SuaraBanyuurip.com – Potensi buah pisang di Desa Bondol, Kecamatan Ngambon, Kabupaten Bojonegoro, Jawa Timur, selama ini belum tergarap maksimal. Warga di ring satu migas Kolibri itu masih menjualnya dalam bentuk buah segar dengan nilai jual relatif rendah.

Melimpahnya buah pisang di Desa Bondol menjadi perhatian mahasiswa Kuliah Kerja Nyata Participatory Action Research (KKN-PAR) STAI Al Anwar Sarang Rembang Unit 19 “ROPANG BOYS”. Mereka menghadirkan sebuah inovasi melalui sosialisasi dan pelatihan pengolahan Sale Pisang bertema “Memperluas Partisipasi, Mendorong Inovasi” pada Rabu, 5 Agustus 2026 di balai desa setempat. Kegiatan ini sebagai upaya meningkatkan nilai tambah komoditas lokal sekaligus membuka peluang ekonomi baru bagi masyarakat Desa Bondol.

Melalui kegiatan ini, mahasiswa STAI Al Anwar Sarang Rembang tidak hanya memperkenalkan teknik pengolahan sale pisang. Mereka juga mengajak masyarakat melihat bahwa potensi yang selama ini dianggap biasa dapat diolah menjadi produk bernilai ekonomi lebih tinggi apabila dipadukan dengan inovasi, kreativitas, dan pengemasan yang baik.

Sosialisasi dan pelatihan pembuatan Sale Pisang diikuti 31 peserta. Mereka berasal dari unsur perangkat desa, PKK, Muslimat, Fatayat, BUMDes, pelaku UMKM, serta masyarakat Desa Bondol. Kehadiran berbagai elemen masyarakat menunjukkan tingginya perhatian terhadap upaya pengembangan potensi lokal melalui kolaborasi antara perguruan tinggi, pemerintah desa, dan masyarakat.

Peserta memperoleh materi mengenai konsep nilai tambah produk, pentingnya inovasi dalam pengembangan usaha, serta peluang menjadikan Sale Pisang sebagai salah satu produk khas Desa Bondol.

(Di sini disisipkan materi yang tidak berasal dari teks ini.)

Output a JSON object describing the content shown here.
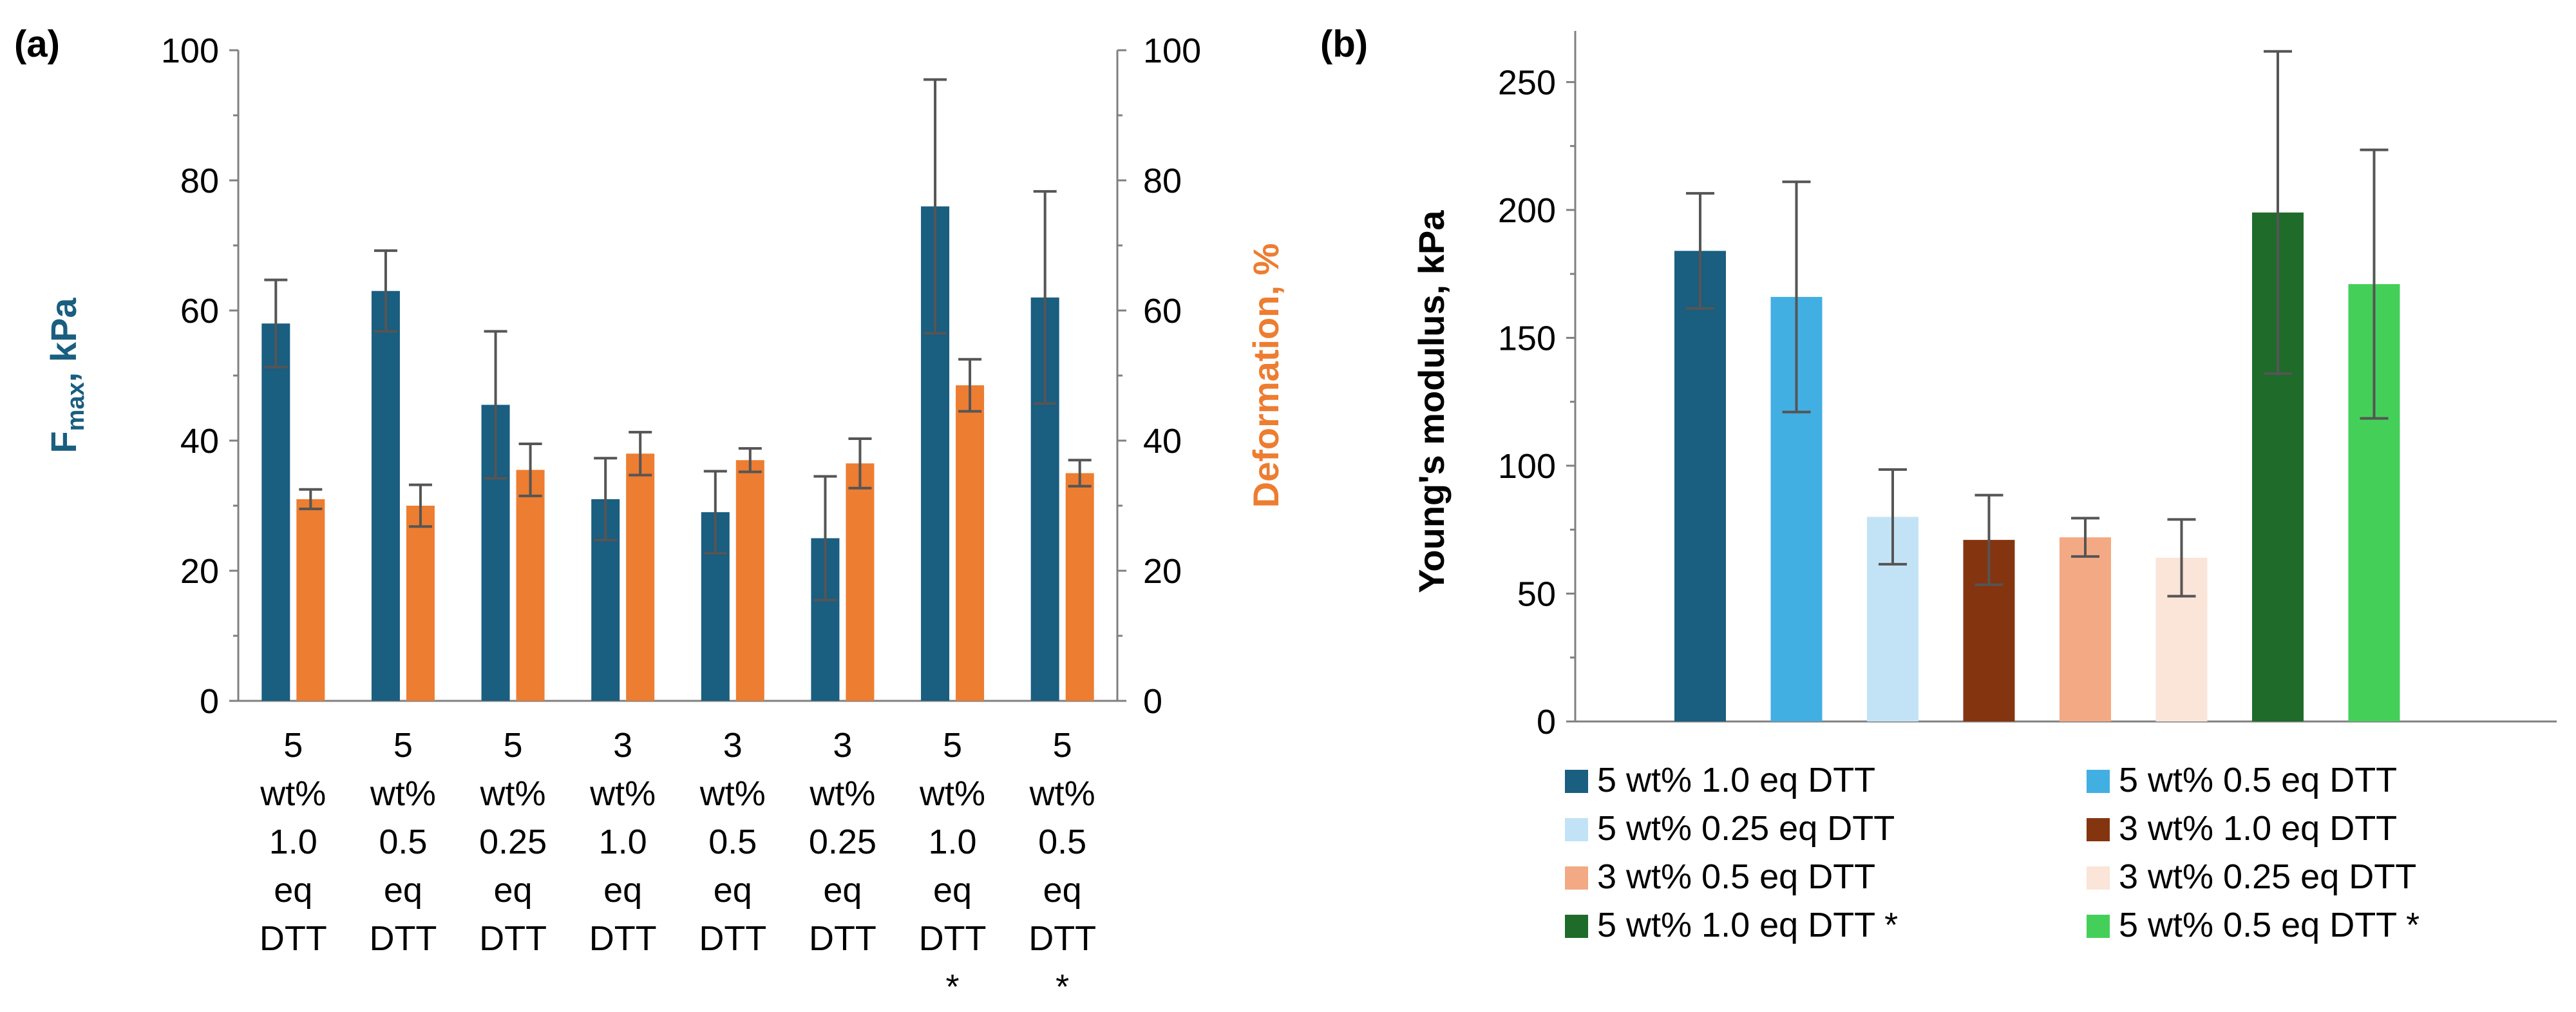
{
  "chart_data": [
    {
      "panel": "(a)",
      "type": "bar",
      "categories": [
        [
          "5",
          "wt%",
          "1.0",
          "eq",
          "DTT"
        ],
        [
          "5",
          "wt%",
          "0.5",
          "eq",
          "DTT"
        ],
        [
          "5",
          "wt%",
          "0.25",
          "eq",
          "DTT"
        ],
        [
          "3",
          "wt%",
          "1.0",
          "eq",
          "DTT"
        ],
        [
          "3",
          "wt%",
          "0.5",
          "eq",
          "DTT"
        ],
        [
          "3",
          "wt%",
          "0.25",
          "eq",
          "DTT"
        ],
        [
          "5",
          "wt%",
          "1.0",
          "eq",
          "DTT",
          "*"
        ],
        [
          "5",
          "wt%",
          "0.5",
          "eq",
          "DTT",
          "*"
        ]
      ],
      "series": [
        {
          "name": "Fmax, kPa",
          "axis": "left",
          "color": "#1A5E80",
          "values": [
            58,
            63,
            45.5,
            31,
            29,
            25,
            76,
            62
          ],
          "errors": [
            6.7,
            6.2,
            11.3,
            6.3,
            6.3,
            9.5,
            19.5,
            16.3
          ]
        },
        {
          "name": "Deformation, %",
          "axis": "right",
          "color": "#ED7D31",
          "values": [
            31,
            30,
            35.5,
            38,
            37,
            36.5,
            48.5,
            35
          ],
          "errors": [
            1.5,
            3.2,
            4,
            3.3,
            1.8,
            3.8,
            4,
            2
          ]
        }
      ],
      "ylabel_left_main": "F",
      "ylabel_left_sub": "max",
      "ylabel_left_rest": ", kPa",
      "ylabel_right": "Deformation, %",
      "ylim_left": [
        0,
        100
      ],
      "ylim_right": [
        0,
        100
      ],
      "yticks_left": [
        0,
        20,
        40,
        60,
        80,
        100
      ],
      "yticks_right": [
        0,
        20,
        40,
        60,
        80,
        100
      ],
      "grid": false
    },
    {
      "panel": "(b)",
      "type": "bar",
      "ylabel": "Young's modulus, kPa",
      "ylim": [
        0,
        270
      ],
      "yticks": [
        0,
        50,
        100,
        150,
        200,
        250
      ],
      "grid": false,
      "legend_position": "bottom",
      "bars": [
        {
          "label": "5 wt% 1.0 eq DTT",
          "value": 184,
          "error": 22.5,
          "color": "#1A5E80"
        },
        {
          "label": "5 wt% 0.5 eq DTT",
          "value": 166,
          "error": 45,
          "color": "#42AFE3"
        },
        {
          "label": "5 wt% 0.25 eq DTT",
          "value": 80,
          "error": 18.5,
          "color": "#C2E3F5"
        },
        {
          "label": "3 wt% 1.0 eq DTT",
          "value": 71,
          "error": 17.5,
          "color": "#843510"
        },
        {
          "label": "3 wt% 0.5 eq DTT",
          "value": 72,
          "error": 7.5,
          "color": "#F3AA84"
        },
        {
          "label": "3 wt% 0.25 eq DTT",
          "value": 64,
          "error": 15,
          "color": "#FBE4D8"
        },
        {
          "label": "5 wt% 1.0 eq DTT *",
          "value": 199,
          "error": 63,
          "color": "#1E6B2A"
        },
        {
          "label": "5 wt% 0.5 eq DTT *",
          "value": 171,
          "error": 52.5,
          "color": "#44D058"
        }
      ]
    }
  ]
}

Baca Juga :   Pisang Ngambon, Potensi Lokal Bojonegoro yang Perlu Dikembangkan

Mahasiswa KKN juga memaparkan tahapan produksi, mulai dari proses penjemuran, pembuatan adonan, teknik penggorengan, hingga pengemasan sebagai bekal untuk mengembangkan usaha rumahan berbasis potensi lokal.

Pada sesi praktik, suasana pelatihan semakin hidup. Peserta dibagi ke dalam beberapa kelompok dan didampingi langsung oleh mahasiswa KKN. Mereka mempraktikkan setiap tahapan pembuatan sale pisang, mulai dari mencampur adonan, menggoreng hingga menghasilkan tekstur yang renyah, kemudian menambahkan berbagai varian topping sebagai bentuk inovasi produk.

Sale pisang Bondol.
Mahasiswa KKN-PAR STAI Al Anwar Sarang Rembang Unit 19 “ROPANG BOYS” foto bersama peserta usai pelatihan pembuatan Sale Pisang di Balai Desa Bondol.

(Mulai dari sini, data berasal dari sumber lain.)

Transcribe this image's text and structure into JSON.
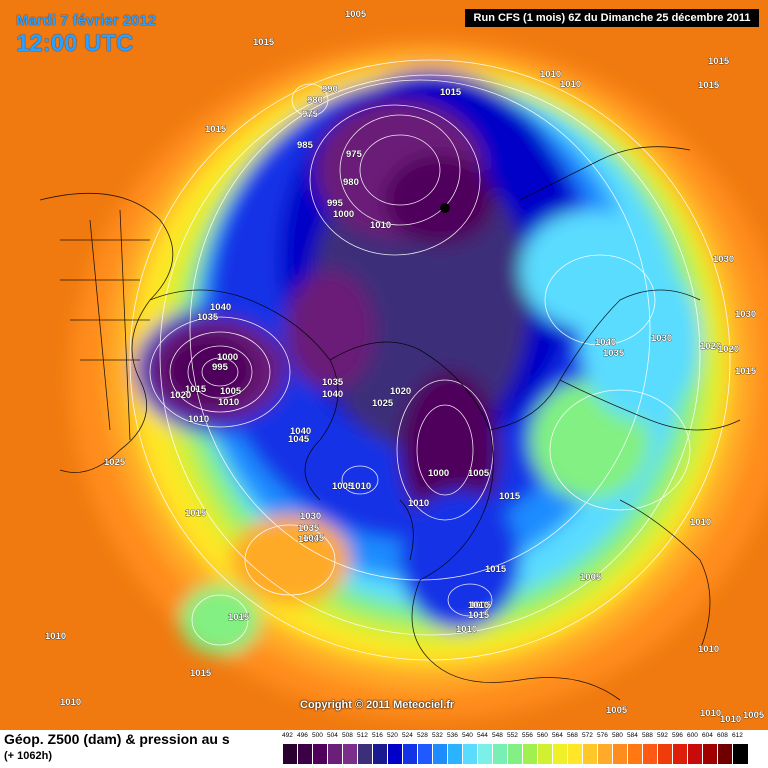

Koordinator Mahasiswa Unit 19 “ROPANG BOYS”, Muhammad Iqbal Ahyat menjelaskan, pemilihan program pengolahan Sale Pisang merupakan hasil pemetaan potensi desa selama pelaksanaan KKN. Menurutnya, melimpahnya hasil panen pisang di Desa Bondol perlu diimbangi dengan inovasi agar mampu memberikan nilai tambah bagi masyarakat.

“Ngambon memiliki potensi pisang yang sangat besar. Selama ini sebagian besar dipasarkan dalam bentuk mentah dengan harga yang relatif rendah. Kami berharap inovasi pengolahan sale pisang ini dapat terus dilanjutkan oleh masyarakat sehingga mampu menjadi produk unggulan Desa Bondol, bahkan dikenal hingga desa-desa lainnya,” ujarnya.

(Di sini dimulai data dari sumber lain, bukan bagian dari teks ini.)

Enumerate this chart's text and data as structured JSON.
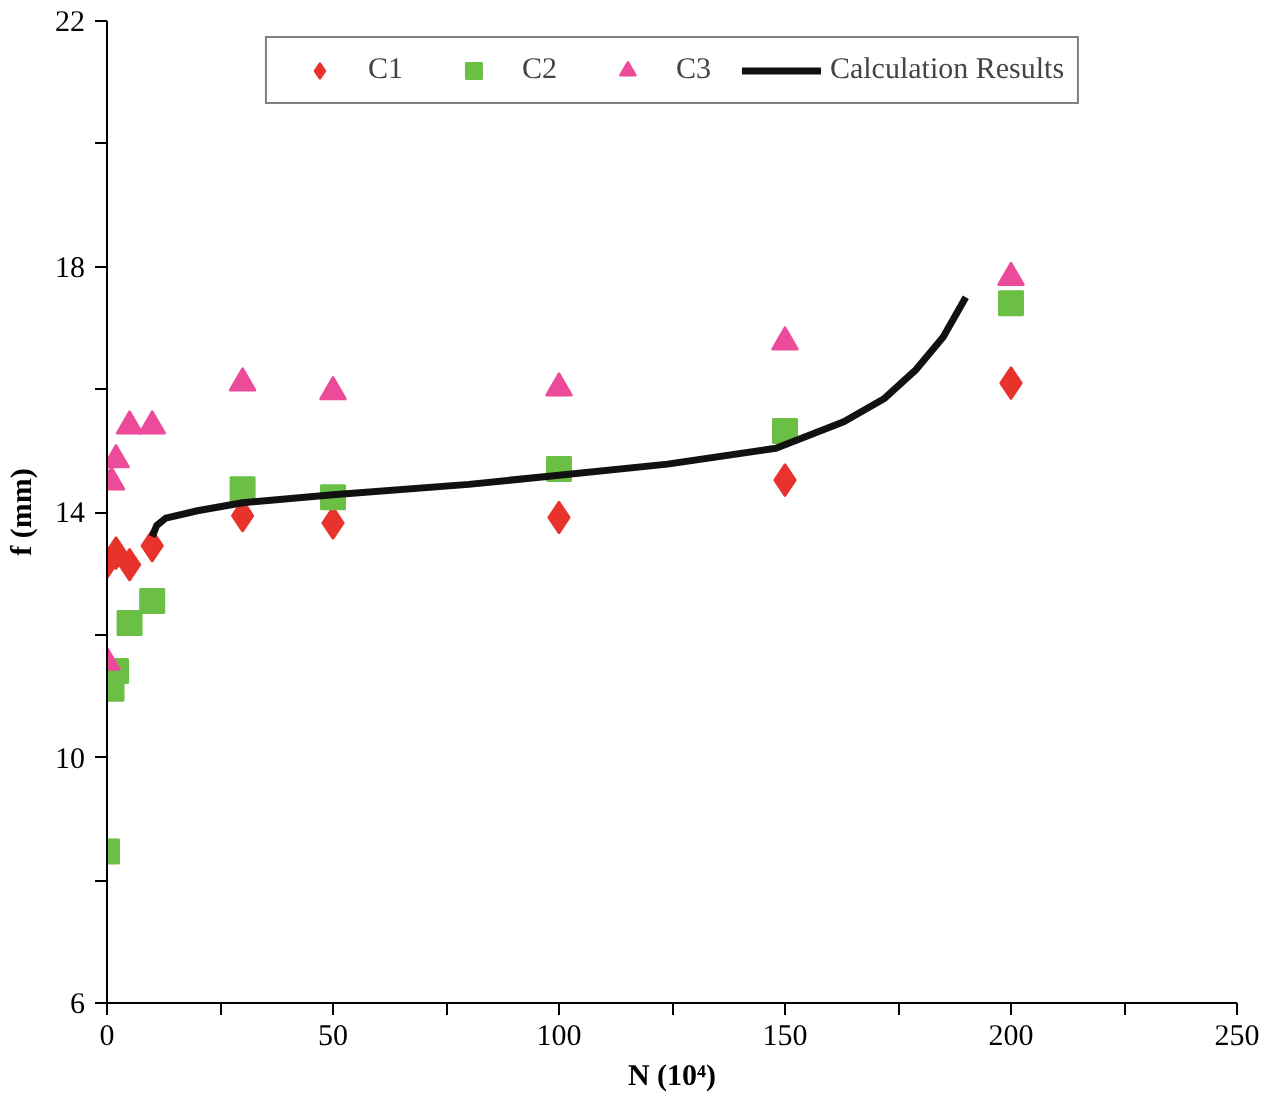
{
  "chart_data": {
    "type": "scatter",
    "xlabel": "N (10⁴)",
    "ylabel": "f (mm)",
    "xlim": [
      0,
      250
    ],
    "ylim": [
      6,
      22
    ],
    "xticks": [
      0,
      {
        "value": 25,
        "label": null
      },
      50,
      {
        "value": 75,
        "label": null
      },
      100,
      {
        "value": 125,
        "label": null
      },
      150,
      {
        "value": 175,
        "label": null
      },
      200,
      {
        "value": 225,
        "label": null
      },
      250
    ],
    "yticks": [
      6,
      {
        "value": 8,
        "label": null
      },
      10,
      {
        "value": 12,
        "label": null
      },
      14,
      {
        "value": 16,
        "label": null
      },
      18,
      {
        "value": 20,
        "label": null
      },
      22
    ],
    "grid": false,
    "legend": "top",
    "series": [
      {
        "name": "C1",
        "color": "#e8332c",
        "marker": "diamond",
        "x": [
          0,
          2,
          5,
          10,
          30,
          50,
          100,
          150,
          200
        ],
        "values": [
          13.18,
          13.33,
          13.14,
          13.45,
          13.94,
          13.82,
          13.91,
          14.52,
          16.1
        ]
      },
      {
        "name": "C2",
        "color": "#6bbf45",
        "marker": "square",
        "x": [
          0,
          1,
          2,
          5,
          10,
          30,
          50,
          100,
          150,
          200
        ],
        "values": [
          8.47,
          11.12,
          11.41,
          12.19,
          12.55,
          14.37,
          14.24,
          14.7,
          15.32,
          17.4
        ]
      },
      {
        "name": "C3",
        "color": "#ec4b9a",
        "marker": "triangle",
        "x": [
          0,
          1,
          2,
          5,
          10,
          30,
          50,
          100,
          150,
          200
        ],
        "values": [
          11.55,
          14.49,
          14.85,
          15.4,
          15.4,
          16.1,
          15.96,
          16.02,
          16.77,
          17.82
        ]
      },
      {
        "name": "Calculation Results",
        "type": "line",
        "color": "#111111",
        "line_style": "solid",
        "x": [
          10,
          11,
          13,
          20,
          30,
          50,
          80,
          100,
          124,
          148,
          163,
          172,
          179,
          185,
          190
        ],
        "values": [
          13.6,
          13.78,
          13.9,
          14.02,
          14.15,
          14.28,
          14.45,
          14.6,
          14.78,
          15.04,
          15.47,
          15.85,
          16.32,
          16.85,
          17.5
        ]
      }
    ]
  }
}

Baca Juga :   Diproyeksi Bisa Hasilkan 15 MMSCFD, Produksi Gas Kolibri akan Dialirkan ke JTB

Senada disampaikan Ketua Pelaksana kegiatan, Zidni Mubarok. Ia menegaskan, pelatihan ini bertujuan membangun kesadaran masyarakat bahwa pengolahan hasil pertanian merupakan salah satu cara meningkatkan kesejahteraan keluarga.

“Kami ingin mengajak masyarakat agar tidak hanya menjual pisang dalam bentuk mentah. Dengan inovasi pengolahan, pisang memiliki nilai jual yang lebih tinggi. Harapan kami, program ini dapat terus berlanjut dan menjadi awal lahirnya produk unggulan Desa Bondol,” tuturnya.

Kegiatan tersebut mendapat dukungan Pemerintah Desa Bondol. Sekretaris Desa Bondol, Abdurrohim, yang mewakili Kepala Desa, mengapresiasi inisiatif mahasiswa KKN dan berharap keterampilan yang diperoleh masyarakat dapat berkembang menjadi usaha produktif yang mampu menopang perekonomian keluarga.

“Daripada waktu luang tidak dimanfaatkan, lebih baik digunakan untuk membuat Sale Pisang. Selain menjadi usaha tambahan bagi keluarga, kami berharap pengembangan produk ini nantinya dapat berkolaborasi dengan Koperasi Desa Merah Putih maupun BUMDes sehingga keberlanjutannya semakin terjaga,” ungkapnya.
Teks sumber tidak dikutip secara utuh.